Autant dire que la qualité des
relations qui nous lient est importante. Pour notre prospérité. Pour l’emploi.
Pour notre qualité de vie.
Avec l’Europe, il y a eu le plan
A, comme adhésion. Rejeté en 1992. C’est le plan B, comme bilatérales, qui a été
choisi. Des centaines d’accords et de conventions taillées sur mesure pour la
Suisse. Et ce plan fonctionne assez bien, on doit l’admettre. Il n’est pas
parfait, mais il a au moins eu le mérite de nous apporter un certain confort de
vie tout en maintenant notre souveraineté.
Le 17 mai prochain, nous voterons
sur une initiative qui réclame la fin de l’accord de libre-circulation des personnes.

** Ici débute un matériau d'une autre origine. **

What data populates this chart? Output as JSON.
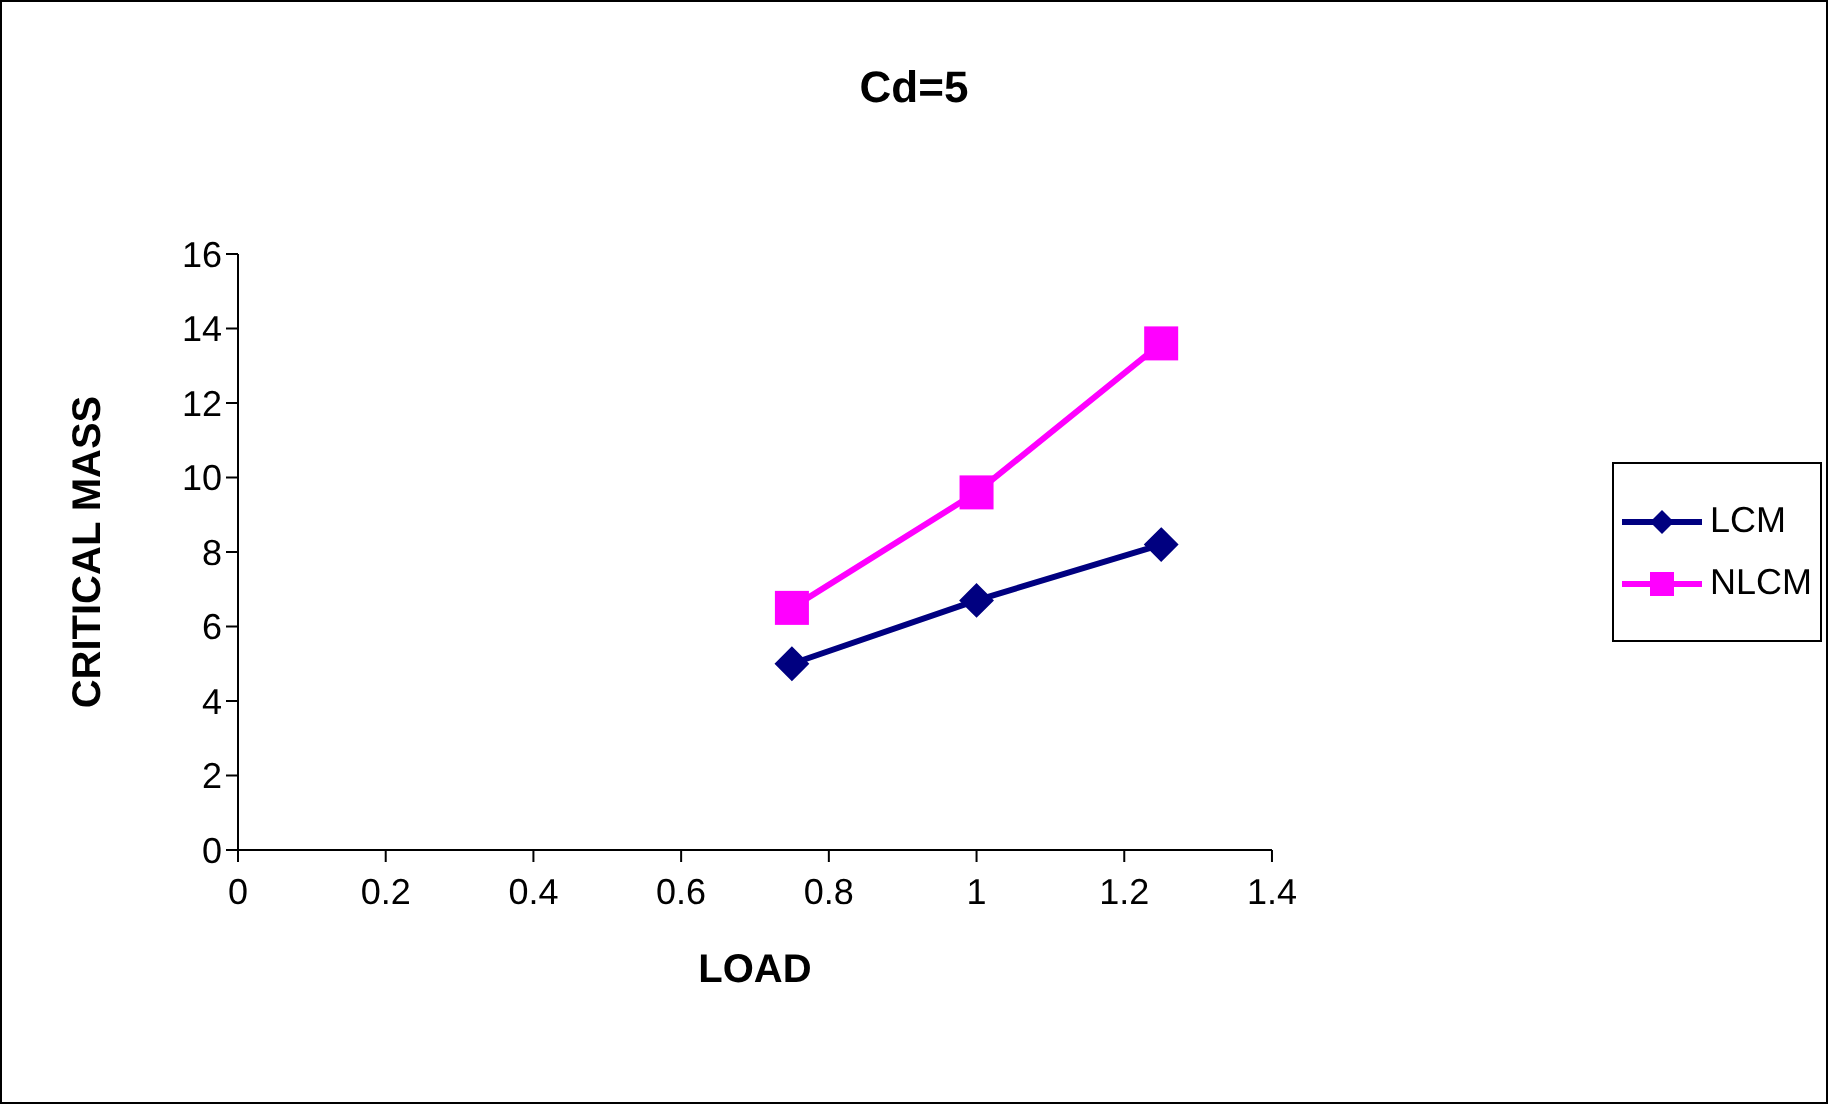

Or, dans ce cas, l’article 25 de cet accord prévoit expressément la fin
automatique des autres accords bilatéraux du premier paquet. Ce n’est pas
négociable, discutable, c’est la loi.
En pratique, nous choisirons si
la Suisse doit se passer de la libre-circulation des personnes, mais aussi de l’accord
sur le transport aérien, sur le transport par rail et route, sur les échanges
de produits agricoles, sur les reconnaissances mutuelles de conformité, sur les
marchés publics ou sur la coopération scientifique et technologique.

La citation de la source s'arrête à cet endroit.